Magdeburg l Erst wurde ein Brokkoli-Auflauf zum Abendessen gereicht, dann erstellten die Mädels ihren Schlachtplan: Am Vorabend der Deutschen Mannschaftsmeisterschaften (Kurzbahn) in Essen mischten die Schwimmerinnen des SCM selbst das interne Starterfeld. 39 Starts in den 13 Disziplinen waren vorgesehen für die neun Schützlinge von Coach Bernd Berkhahn, und jede sollte auf ihren Strecken die meisten Punkte für das beste Teamergebnis sammeln. Resultat: Der SCM sicherte sich am Wochenende hinter Gastgeber die Silbermedaille und elf persönliche Bestzeiten.

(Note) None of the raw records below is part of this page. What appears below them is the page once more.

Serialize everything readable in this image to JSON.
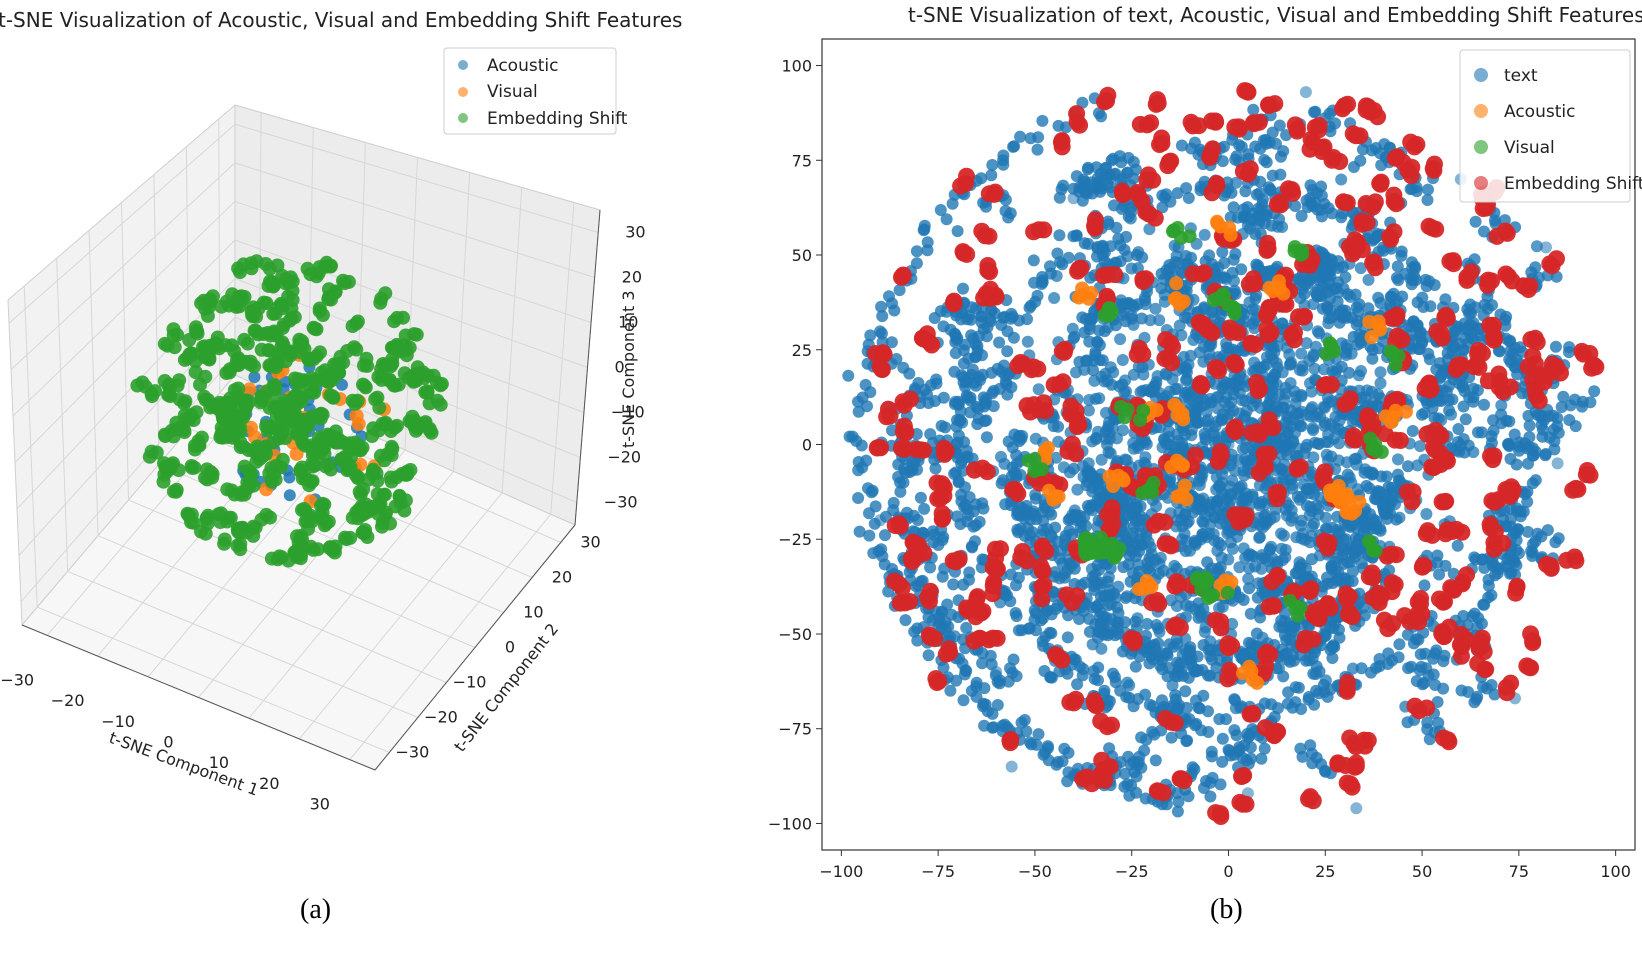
{
  "figure": {
    "caption_a": "(a)",
    "caption_b": "(b)"
  },
  "colors": {
    "text": "#1f77b4",
    "acoustic": "#ff7f0e",
    "visual": "#2ca02c",
    "embedding_shift": "#d62728"
  },
  "chart_data": [
    {
      "type": "scatter",
      "projection": "3d",
      "title": "t-SNE Visualization of Acoustic, Visual and Embedding Shift Features",
      "xlabel": "t-SNE Component 1",
      "ylabel": "t-SNE Component 2",
      "zlabel": "t-SNE Component 3",
      "xlim": [
        -35,
        35
      ],
      "ylim": [
        -35,
        35
      ],
      "zlim": [
        -35,
        35
      ],
      "x_ticks": [
        "−30",
        "−20",
        "−10",
        "0",
        "10",
        "20",
        "30"
      ],
      "y_ticks": [
        "−30",
        "−20",
        "−10",
        "0",
        "10",
        "20",
        "30"
      ],
      "z_ticks": [
        "−30",
        "−20",
        "−10",
        "0",
        "10",
        "20",
        "30"
      ],
      "legend": [
        "Acoustic",
        "Visual",
        "Embedding Shift"
      ],
      "legend_position": "top-right",
      "series": [
        {
          "name": "Acoustic",
          "color": "#1f77b4",
          "cluster_radius": 12,
          "approx_points": 60
        },
        {
          "name": "Visual",
          "color": "#ff7f0e",
          "cluster_radius": 15,
          "approx_points": 30
        },
        {
          "name": "Embedding Shift",
          "color": "#2ca02c",
          "cluster_radius": 30,
          "approx_points": 260
        }
      ]
    },
    {
      "type": "scatter",
      "title": "t-SNE Visualization of text, Acoustic, Visual and Embedding Shift Features",
      "xlabel": "",
      "ylabel": "",
      "xlim": [
        -105,
        105
      ],
      "ylim": [
        -107,
        107
      ],
      "x_ticks": [
        -100,
        -75,
        -50,
        -25,
        0,
        25,
        50,
        75,
        100
      ],
      "y_ticks": [
        100,
        75,
        50,
        25,
        0,
        -25,
        -50,
        -75,
        -100
      ],
      "x_tick_labels": [
        "−100",
        "−75",
        "−50",
        "−25",
        "0",
        "25",
        "50",
        "75",
        "100"
      ],
      "y_tick_labels": [
        "100",
        "75",
        "50",
        "25",
        "0",
        "−25",
        "−50",
        "−75",
        "−100"
      ],
      "legend": [
        "text",
        "Acoustic",
        "Visual",
        "Embedding Shift"
      ],
      "legend_position": "top-right",
      "series": [
        {
          "name": "text",
          "color": "#1f77b4",
          "points": [
            [
              82,
              52
            ],
            [
              -56,
              -85
            ],
            [
              33,
              -96
            ],
            [
              74,
              -67
            ],
            [
              0,
              0
            ],
            [
              -15,
              -9
            ],
            [
              12,
              8
            ],
            [
              -88,
              10
            ],
            [
              -90,
              -20
            ],
            [
              85,
              -5
            ],
            [
              -60,
              -60
            ],
            [
              60,
              70
            ],
            [
              -40,
              65
            ],
            [
              20,
              93
            ],
            [
              5,
              -92
            ]
          ]
        },
        {
          "name": "Acoustic",
          "color": "#ff7f0e",
          "points": [
            [
              -37,
              40
            ],
            [
              -13,
              38
            ],
            [
              -1,
              58
            ],
            [
              13,
              40
            ],
            [
              38,
              31
            ],
            [
              -47,
              -3
            ],
            [
              -45,
              -13
            ],
            [
              -29,
              -10
            ],
            [
              -20,
              8
            ],
            [
              27,
              -13
            ],
            [
              30,
              -15
            ],
            [
              32,
              -18
            ],
            [
              42,
              8
            ],
            [
              5,
              -60
            ],
            [
              -22,
              -37
            ],
            [
              -12,
              -14
            ],
            [
              1,
              -37
            ],
            [
              -13,
              8
            ],
            [
              -13,
              -5
            ],
            [
              28,
              -12
            ]
          ]
        },
        {
          "name": "Visual",
          "color": "#2ca02c",
          "points": [
            [
              -13,
              56
            ],
            [
              18,
              51
            ],
            [
              -30,
              34
            ],
            [
              -2,
              38
            ],
            [
              1,
              37
            ],
            [
              27,
              25
            ],
            [
              42,
              23
            ],
            [
              -30,
              -27
            ],
            [
              -32,
              -28
            ],
            [
              -34,
              -28
            ],
            [
              -36,
              -26
            ],
            [
              -37,
              -28
            ],
            [
              -8,
              -36
            ],
            [
              -4,
              -40
            ],
            [
              18,
              -43
            ],
            [
              37,
              -27
            ],
            [
              -21,
              -11
            ],
            [
              -49,
              -5
            ],
            [
              -26,
              9
            ],
            [
              39,
              0
            ]
          ]
        },
        {
          "name": "Embedding Shift",
          "color": "#d62728",
          "points": []
        }
      ]
    }
  ]
}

Letzteres taten manche überraschender als erwartet. Zum Beispiel Franziska Hentke, die einige Tage zuvor noch müde und ausgepumpt das Training beendet hatte und die zu diesem Zeitpunkt dachte: "Ich kann die 200 Meter Schmetterling vielleicht in drei Minuten schwimmen." Sie schwamm ihre Paradestrecke aber in 2:05,91 Minuten, sie gewann drei ihrer fünf Einzelstarts, sie schwamm über 100 Meter Rücken und 200 Meter Brust zu Bestzeiten. "Die Mädels haben sich gegenseitig hochgepusht", erklärte Trainer Berkhahn das Erfolgsrezept.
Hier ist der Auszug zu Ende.